Data was collected from medical journals and disease classification systems. Reference lists were examined, and citations were tracked to identify further studies. Two authors independently screened titles and abstracts and then two authors read and reviewed identified full texts to determine eligibility. Disagreements were resolved through discussion. Peer-reviewed, full-length articles, thesis publications, or dissertations containing text referring to the terms growing pain(s) or growth pain(s) in relation to children or adolescents were included. Conference abstracts, articles with an available abstract only, or studies not in English, where translation could not be arranged were excluded.

Two authors independently extracted data from the studies and disease classification systems. 13 authors were emailed to obtain information not included in the articles. The outcome for this study was the reported definition of growing pains.
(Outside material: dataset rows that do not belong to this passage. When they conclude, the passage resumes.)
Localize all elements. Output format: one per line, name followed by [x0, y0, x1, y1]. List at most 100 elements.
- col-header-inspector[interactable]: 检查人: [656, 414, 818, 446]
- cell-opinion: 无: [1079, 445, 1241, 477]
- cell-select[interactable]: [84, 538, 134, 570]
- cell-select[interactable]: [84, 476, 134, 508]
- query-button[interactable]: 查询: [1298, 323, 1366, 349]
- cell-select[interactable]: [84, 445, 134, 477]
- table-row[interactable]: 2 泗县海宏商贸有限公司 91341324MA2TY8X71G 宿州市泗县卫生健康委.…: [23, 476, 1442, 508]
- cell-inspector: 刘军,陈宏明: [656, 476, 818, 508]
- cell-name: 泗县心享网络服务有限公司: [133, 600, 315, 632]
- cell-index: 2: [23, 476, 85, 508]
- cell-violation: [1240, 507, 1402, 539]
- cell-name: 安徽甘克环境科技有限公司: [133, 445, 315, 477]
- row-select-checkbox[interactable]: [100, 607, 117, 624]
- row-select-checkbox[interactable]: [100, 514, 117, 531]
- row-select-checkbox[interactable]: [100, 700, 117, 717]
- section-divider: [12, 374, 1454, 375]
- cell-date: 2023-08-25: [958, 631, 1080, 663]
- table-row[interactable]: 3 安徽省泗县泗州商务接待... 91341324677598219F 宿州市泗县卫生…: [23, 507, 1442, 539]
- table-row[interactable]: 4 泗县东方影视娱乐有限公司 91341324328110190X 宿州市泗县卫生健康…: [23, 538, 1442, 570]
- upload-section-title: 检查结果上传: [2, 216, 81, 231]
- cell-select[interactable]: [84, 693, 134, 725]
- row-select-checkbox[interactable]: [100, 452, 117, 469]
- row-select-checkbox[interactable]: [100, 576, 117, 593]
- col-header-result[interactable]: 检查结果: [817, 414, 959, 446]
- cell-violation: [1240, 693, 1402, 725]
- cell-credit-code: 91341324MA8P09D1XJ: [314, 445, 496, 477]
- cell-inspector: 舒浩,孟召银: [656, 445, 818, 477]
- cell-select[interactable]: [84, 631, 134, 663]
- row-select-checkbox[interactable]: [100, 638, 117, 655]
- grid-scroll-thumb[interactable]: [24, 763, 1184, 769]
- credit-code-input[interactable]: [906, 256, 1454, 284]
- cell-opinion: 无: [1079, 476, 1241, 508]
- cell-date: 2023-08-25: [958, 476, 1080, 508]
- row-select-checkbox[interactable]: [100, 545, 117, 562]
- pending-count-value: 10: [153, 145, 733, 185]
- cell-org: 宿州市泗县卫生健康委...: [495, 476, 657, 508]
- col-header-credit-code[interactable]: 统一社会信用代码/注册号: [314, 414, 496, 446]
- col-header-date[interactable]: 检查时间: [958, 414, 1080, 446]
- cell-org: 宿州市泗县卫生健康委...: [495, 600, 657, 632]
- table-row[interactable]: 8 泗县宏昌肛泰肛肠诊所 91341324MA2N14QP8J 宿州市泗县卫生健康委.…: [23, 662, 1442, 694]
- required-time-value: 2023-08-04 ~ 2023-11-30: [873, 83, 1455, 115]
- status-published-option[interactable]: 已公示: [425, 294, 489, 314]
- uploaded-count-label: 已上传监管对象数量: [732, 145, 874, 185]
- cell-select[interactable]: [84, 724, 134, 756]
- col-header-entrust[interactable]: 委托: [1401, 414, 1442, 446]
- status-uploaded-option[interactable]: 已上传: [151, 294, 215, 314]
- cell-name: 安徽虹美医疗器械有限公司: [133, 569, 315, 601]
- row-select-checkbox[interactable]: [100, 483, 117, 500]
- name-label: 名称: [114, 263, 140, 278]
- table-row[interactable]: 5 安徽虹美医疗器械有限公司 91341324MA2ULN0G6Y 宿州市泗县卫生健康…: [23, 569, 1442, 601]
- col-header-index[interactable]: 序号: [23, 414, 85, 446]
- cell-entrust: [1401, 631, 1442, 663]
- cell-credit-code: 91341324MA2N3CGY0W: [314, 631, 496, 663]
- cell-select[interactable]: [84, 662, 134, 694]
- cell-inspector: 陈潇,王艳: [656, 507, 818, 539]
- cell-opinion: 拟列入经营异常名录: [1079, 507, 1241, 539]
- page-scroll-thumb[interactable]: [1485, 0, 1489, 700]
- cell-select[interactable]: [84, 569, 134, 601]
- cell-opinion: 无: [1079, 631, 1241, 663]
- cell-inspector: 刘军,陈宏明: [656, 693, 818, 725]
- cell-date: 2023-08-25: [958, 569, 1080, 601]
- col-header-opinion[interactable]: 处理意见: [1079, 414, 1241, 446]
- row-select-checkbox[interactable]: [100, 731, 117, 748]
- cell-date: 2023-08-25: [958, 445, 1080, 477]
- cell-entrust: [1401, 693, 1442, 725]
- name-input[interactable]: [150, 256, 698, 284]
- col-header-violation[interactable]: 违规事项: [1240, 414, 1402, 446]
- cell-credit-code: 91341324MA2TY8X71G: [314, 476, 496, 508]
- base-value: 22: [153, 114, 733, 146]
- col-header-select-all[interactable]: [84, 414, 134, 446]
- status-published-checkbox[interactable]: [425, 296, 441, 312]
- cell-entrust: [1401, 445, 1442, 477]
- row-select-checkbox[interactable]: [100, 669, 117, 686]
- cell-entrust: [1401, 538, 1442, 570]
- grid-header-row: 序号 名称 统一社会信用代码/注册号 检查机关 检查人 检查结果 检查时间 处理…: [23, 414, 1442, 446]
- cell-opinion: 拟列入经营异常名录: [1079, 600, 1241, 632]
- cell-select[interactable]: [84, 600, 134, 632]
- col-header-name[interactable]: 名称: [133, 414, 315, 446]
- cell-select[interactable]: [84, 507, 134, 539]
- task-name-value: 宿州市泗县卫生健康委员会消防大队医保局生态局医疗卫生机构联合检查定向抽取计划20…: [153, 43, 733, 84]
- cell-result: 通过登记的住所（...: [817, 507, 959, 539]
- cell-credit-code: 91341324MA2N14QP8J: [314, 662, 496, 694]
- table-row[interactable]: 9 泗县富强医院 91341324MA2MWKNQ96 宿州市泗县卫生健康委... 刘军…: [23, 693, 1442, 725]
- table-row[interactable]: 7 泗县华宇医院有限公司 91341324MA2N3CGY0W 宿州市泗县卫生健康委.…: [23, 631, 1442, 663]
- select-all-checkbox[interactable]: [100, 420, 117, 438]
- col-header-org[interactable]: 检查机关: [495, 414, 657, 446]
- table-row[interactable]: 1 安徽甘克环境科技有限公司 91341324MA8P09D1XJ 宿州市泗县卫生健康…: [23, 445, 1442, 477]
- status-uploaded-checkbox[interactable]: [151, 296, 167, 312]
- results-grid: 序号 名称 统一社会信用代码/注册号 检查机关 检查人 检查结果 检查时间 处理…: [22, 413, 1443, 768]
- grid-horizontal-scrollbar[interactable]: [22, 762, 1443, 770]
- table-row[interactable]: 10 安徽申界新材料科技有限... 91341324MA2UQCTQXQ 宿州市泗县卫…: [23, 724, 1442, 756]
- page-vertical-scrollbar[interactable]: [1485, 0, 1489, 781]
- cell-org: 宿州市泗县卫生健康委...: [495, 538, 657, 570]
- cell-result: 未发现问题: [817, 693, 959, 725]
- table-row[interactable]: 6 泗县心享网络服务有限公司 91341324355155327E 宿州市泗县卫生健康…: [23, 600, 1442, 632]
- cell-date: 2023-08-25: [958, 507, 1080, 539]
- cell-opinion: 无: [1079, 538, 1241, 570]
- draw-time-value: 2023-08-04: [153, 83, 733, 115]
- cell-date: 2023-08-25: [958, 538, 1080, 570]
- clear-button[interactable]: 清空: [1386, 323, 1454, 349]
Study Strengths / Weaknesses:

  • All types of study designs were included.
  • A sensitive search was performed in several databases and disease classification systems.
  • Data was collected and assessed by 2 or more independent reviewers.
  • No risk of bias assessment was conducted on the included studies (because they dealt with definitions versus treatment interventions).
  • The studies included were not specifically designed to define growing pains so may not have explicitly reported definitions or criteria.
  • Sixteen study designs were included in this review with varying aims. This may have led to some of the variability seen in definitions.

Additional References:

  1. Lehman PJ, Carl RL. Growing pains. Sports Health 2017; 9(2): 132-138.
  2. Hawksley JC. Race, rheumatism and growing pains. Arch Dis Child 1931; 6(35): 303-306.
  3. Naish JM, Apley J. “Growing pains”: a clinical study of non-arthritic limb pains in children. Arch Dis Child 1951; 26(126): 134-140.
  4. Evans AM. Growing pains: contemporary knowledge and recommended practice. J Foot Ankle Res 2008; 1(1): 4.
  5. Friedland O, Hashkes PJ, Jaber L, et al. Decreased bone speed of sound in children with growing pains measured by quantitative ultrasound. J Rheumatol 2005; 32(7): 1354-1357.
  6. Vehapoglu A, Turel O, Turkmen S, et al. Are growing pains related to vitamin D deficiency? Efficacy of vitamin D therapy for resolution of symptoms. Med Princ Pract 2015; 24(4): 332-338.
  7. Walters AS, Gabelia D, Frauscher B. Restless legs syndrome (Willis-Ekbom disease) and growing pains: are they the same thing? A side-by-side comparison of the diagnostic criteria for both and recommendations for future research. Sleep Med 2013; 14(12): 1247-1252.